The times of utopian thinking in business are truly upon us. More and more companies are putting intangibles — fresh ideas, sustainability, social justice — first in making business decisions.
Doing Good Is No Longer a Corporate Afterthought
Good works have ceased to be strictly a matter or philanthropy or image control. Whole companies are being created to right a wrong or to sustain and promote a viable alternative. Two quick examples to give you an idea.
Dean Cycon of Orange, Mass-based Dean’s Beans started his career as an environmental attorney. His cause: protecting the indigenous people and the land in the Amazon Basin. Dean worked first through policy groups, then through a charity he co-founded with an advocate for the rights of Brazilian coffee farmers. But it wasn’t until Dean opened his organically grown, above-fairly-traded coffee beanery in 1993, that he felt he made a lasting change in the businesses practices affecting the region.
Jules Pieri, an industrial designer and the apostle of Citizen Commerce, started Daily Grommet to give good-for-you great new products a place to market and sell.
Convergence of the Old and the New
It was Jules who pointed out something exciting happening in business and society today: the closing of the generational gap. Just as baby-boomer entrepreneurs and consumers are setting higher moral standards in business, the kids seem to accept the for-profit businesses as the backbone of free society. They just expect them to… have a heart.
“When the Way Prevails in the State, Speak and Act with Perilous High-Mindedness”
So, what kinds of marketing practices measure up to the lofty ideals of socially responsible commerce?
If Dean and Jules are any indication, once you’ve set up a business you feel passionate about to fill a true need and serve a worthy cause, all that is necessary to promote it is honesty, respect, and staying connected to your market.
Say what you know to be true. Be specific. Unique: how? Indispensable: why? Resist the temptation to tell the customer how they should feel about your product. Tell real stories of what the business means to you and what the product means to those who have used it. The message can only resonate if others have felt the same. And for that to happen, it must be true.
There is very little reason to spam anymore. Today’s search engines, aggregator sites (like shopping.com or our friends Daily Grommet), and social media subscription and sharing devices make it easy for the like-minded customers to find you.

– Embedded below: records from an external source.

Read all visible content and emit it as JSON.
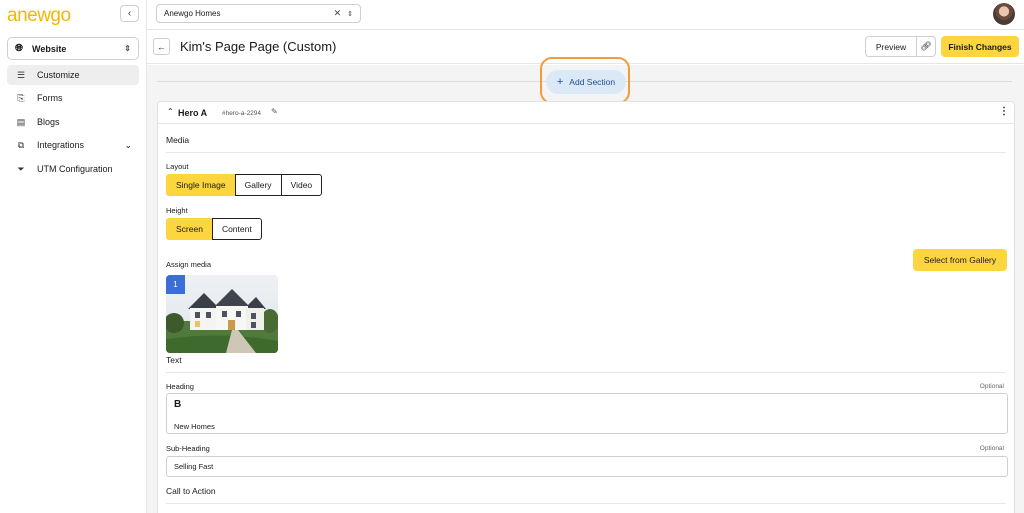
{
  "sidebar": {
    "logo": "anewgo",
    "site_selector": "Website",
    "items": [
      {
        "label": "Customize",
        "icon": "customize-icon"
      },
      {
        "label": "Forms",
        "icon": "forms-icon"
      },
      {
        "label": "Blogs",
        "icon": "blogs-icon"
      },
      {
        "label": "Integrations",
        "icon": "integrations-icon"
      },
      {
        "label": "UTM Configuration",
        "icon": "filter-icon"
      }
    ]
  },
  "topbar": {
    "builder": "Anewgo Homes"
  },
  "page": {
    "title": "Kim's Page Page (Custom)",
    "preview_label": "Preview",
    "finish_label": "Finish Changes",
    "add_section_label": "Add Section"
  },
  "section": {
    "name": "Hero A",
    "anchor": "#hero-a-2294",
    "media_label": "Media",
    "layout_label": "Layout",
    "layout_options": [
      "Single Image",
      "Gallery",
      "Video"
    ],
    "layout_selected": "Single Image",
    "height_label": "Height",
    "height_options": [
      "Screen",
      "Content"
    ],
    "height_selected": "Screen",
    "assign_media_label": "Assign media",
    "select_gallery_label": "Select from Gallery",
    "media_index": "1",
    "text_label": "Text",
    "heading_label": "Heading",
    "heading_optional": "Optional",
    "heading_bold_btn": "B",
    "heading_value": "New Homes",
    "subheading_label": "Sub-Heading",
    "subheading_optional": "Optional",
    "subheading_value": "Selling Fast",
    "cta_label": "Call to Action"
  },
  "colors": {
    "accent": "#fcd53f",
    "highlight_ring": "#f39a3a",
    "add_section_bg": "#dbe9f6",
    "badge": "#3b6fd6"
  }
}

Once you’ve made a connection, the web also makes it easier than ever to stay in touch. Facebook, Linked-In, and Twitter are simply ways to be at many places at once. Use them as you would a face-to-face visit. Don’t go where you are not welcome & don’t waste other people’s time. But do put in an honest effort to tell your friends, your fans, and your business contacts what might be of benefit to them and, likewise, keep up with their goings-on.